|Title:||Re: 18.45: An Intelligent Man's Answer to Linguist|
|Description:||Re: http://linguistlist.org/issues/18/18-45.html (Media)
I was also fascinated by T. Dalrymple's article ''The Gift of Language''
for a different reason. Unlike many of my western colleagues, I don't hold
dear the linguistic truisms about linguistic equality, and never have. What
struck me was the insightful argument on the part of a non-linguist (I use
the term ''linguist'' conditionally, in a very limited sense as 'a person
earning his living by saying esoteric things about language to any other
such person' – please, don't try to find this definition in any dictionary)
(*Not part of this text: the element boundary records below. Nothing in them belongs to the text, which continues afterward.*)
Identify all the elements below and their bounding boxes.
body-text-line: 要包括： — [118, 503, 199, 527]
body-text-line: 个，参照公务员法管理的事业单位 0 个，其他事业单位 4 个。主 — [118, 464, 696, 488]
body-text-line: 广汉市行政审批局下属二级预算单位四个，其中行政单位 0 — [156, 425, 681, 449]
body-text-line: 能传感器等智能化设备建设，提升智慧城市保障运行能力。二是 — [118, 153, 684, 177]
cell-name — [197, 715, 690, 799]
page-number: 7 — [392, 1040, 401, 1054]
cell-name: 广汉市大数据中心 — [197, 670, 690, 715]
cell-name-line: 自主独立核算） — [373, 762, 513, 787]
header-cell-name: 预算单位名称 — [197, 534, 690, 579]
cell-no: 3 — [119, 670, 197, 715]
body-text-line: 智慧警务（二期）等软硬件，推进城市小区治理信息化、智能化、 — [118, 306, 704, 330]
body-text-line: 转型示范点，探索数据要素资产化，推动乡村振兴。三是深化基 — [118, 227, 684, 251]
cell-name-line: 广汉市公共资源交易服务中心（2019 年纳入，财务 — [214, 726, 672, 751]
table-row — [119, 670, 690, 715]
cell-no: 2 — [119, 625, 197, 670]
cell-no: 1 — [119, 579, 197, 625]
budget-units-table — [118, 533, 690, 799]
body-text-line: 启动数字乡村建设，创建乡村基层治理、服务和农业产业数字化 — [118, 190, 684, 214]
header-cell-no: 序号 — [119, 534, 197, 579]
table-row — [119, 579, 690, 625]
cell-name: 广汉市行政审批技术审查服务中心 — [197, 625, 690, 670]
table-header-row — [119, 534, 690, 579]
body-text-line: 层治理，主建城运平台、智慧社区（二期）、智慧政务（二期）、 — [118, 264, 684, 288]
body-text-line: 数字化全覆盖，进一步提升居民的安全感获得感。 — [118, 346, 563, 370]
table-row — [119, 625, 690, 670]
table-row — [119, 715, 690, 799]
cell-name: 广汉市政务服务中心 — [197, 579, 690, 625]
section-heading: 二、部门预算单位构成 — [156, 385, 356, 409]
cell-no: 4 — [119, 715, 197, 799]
against the preposterous assumptions about language, its nature, and
function epitomized in Pinker's ''The Language Instinct'' -- but then,
again, to use a periphrasis from a popular song, 'he is not alone'. As
someone who has given the issue of 'linguistic equality' some thought based
on personal lifetime experience, I back Dalrymple on every count and find
Pinker 'guilty as charged'. But this is totally beside the point.
The important thing is that ''The Language Instinct'' 'is now in its 25th
printing in the British paperback version alone, and its wide circulation
suggests a broad influence on the opinions of the intelligent public' (I
might add that a Russian translation was published in 2004). Surely, one
must agree with Dalrymple that to the average linguist, leave alone a
person from the street, the fact that Pinker is a professor of psychology
at Harvard University is a sure indication that he must be right, for
''were he not, would he have tenure at Harvard?'' The case of ''The
Language Instinct'' is, indeed, the locus classicus of what has been
referred to (quite justly, in my personal opinion) as Voodoo Linguistics
(Gross 2005) within the larger field of Voodoo Science (Park 2000).
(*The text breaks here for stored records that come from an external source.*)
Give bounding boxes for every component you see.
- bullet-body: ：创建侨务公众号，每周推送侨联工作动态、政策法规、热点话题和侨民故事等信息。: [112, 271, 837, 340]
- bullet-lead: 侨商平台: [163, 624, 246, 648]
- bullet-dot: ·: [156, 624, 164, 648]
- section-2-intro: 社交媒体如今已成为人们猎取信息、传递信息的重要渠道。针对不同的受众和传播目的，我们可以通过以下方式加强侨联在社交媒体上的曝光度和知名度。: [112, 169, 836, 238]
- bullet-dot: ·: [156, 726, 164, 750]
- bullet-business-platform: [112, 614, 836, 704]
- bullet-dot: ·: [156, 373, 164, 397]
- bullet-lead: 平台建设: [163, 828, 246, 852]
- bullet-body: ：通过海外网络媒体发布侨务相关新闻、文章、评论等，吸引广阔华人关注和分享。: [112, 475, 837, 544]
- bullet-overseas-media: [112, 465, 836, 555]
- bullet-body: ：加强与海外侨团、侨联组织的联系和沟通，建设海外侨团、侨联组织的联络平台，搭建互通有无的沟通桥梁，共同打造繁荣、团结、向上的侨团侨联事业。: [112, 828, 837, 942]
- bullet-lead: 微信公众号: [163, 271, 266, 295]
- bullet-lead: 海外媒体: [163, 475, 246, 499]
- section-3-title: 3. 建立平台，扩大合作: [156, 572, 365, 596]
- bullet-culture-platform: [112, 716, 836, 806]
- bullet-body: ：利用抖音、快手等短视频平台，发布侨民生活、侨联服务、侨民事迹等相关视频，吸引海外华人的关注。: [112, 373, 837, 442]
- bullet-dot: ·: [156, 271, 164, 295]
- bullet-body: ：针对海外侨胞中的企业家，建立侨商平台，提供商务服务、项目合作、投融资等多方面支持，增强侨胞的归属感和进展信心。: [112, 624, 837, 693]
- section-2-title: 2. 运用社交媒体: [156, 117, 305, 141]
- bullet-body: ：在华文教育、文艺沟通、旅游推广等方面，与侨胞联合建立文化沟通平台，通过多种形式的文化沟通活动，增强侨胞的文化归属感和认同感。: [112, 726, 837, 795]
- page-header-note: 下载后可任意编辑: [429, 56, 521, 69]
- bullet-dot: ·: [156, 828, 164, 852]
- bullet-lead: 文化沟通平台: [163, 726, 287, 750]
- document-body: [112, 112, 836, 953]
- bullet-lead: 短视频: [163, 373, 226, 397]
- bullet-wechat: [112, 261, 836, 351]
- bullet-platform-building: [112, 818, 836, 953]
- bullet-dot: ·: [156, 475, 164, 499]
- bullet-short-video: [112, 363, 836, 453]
Linguistics (especially of the brand preached by people like Pinker) lives
by myths hard to dispel (Harris 1981; Love 2004; Kravchenko 2006).
Linguistic equality is just another such myth, and sensible people like
Dalrymple can see it very clearly even without special linguistic training.
Basically, the point Dalrymple makes, and very succinctly, is that
linguistic environment in which humans grow and mature affects decisively
their cognitive ability responsible for (social) adaptation, and ''everyone
ought to have the opportunity to transcend the limitations of his
linguistic environment... It is fatuous to expect that the most complex of
human faculties, language, requires no special training to develop it to
its highest possible power.''
The linguistic equality rhetoric, being a political correctness spin-off,
ought to be abandoned, and linguists ought to direct their efforts at
elucidating linguistic determinism as the ultimate reality of life as
cognition (Maturana 1978).
Gross, Alexander, 2005. Is evidence based linguistics the solution? Is
voodoo linguistics the problem? Paper presented at the LACUS Conference,
August 2005, Dartmouth. (http://languag2.home.sprynet.com/f/evidence.htm)
Harris, Roy, 1981. The Language Myth. London: Duckworth.
Kravchenko, Alexander, 2006. Myths linguistics lives by: Conceptual
fallacies in understanding language and communication. Paper presented at
the 2nd Biennial Conference on Cognitive Science. 9–13 June, 2006, St.
Petersburg (http://www.cogsci.ru/cogsci06/ ).
Maturana, Humberto, 1978. Biology of language: The epistemology of reality.
In G. Miller and E. Lenneberg (Eds.), Psychology and biology of language
and thought. New York: Academic Press. 28-62.
Love, Nigel, 2004. Cognition and the language myth. Language Sciences
Park, Robert L., 2000. Voodoo Science. Oxford: Oxford University Press.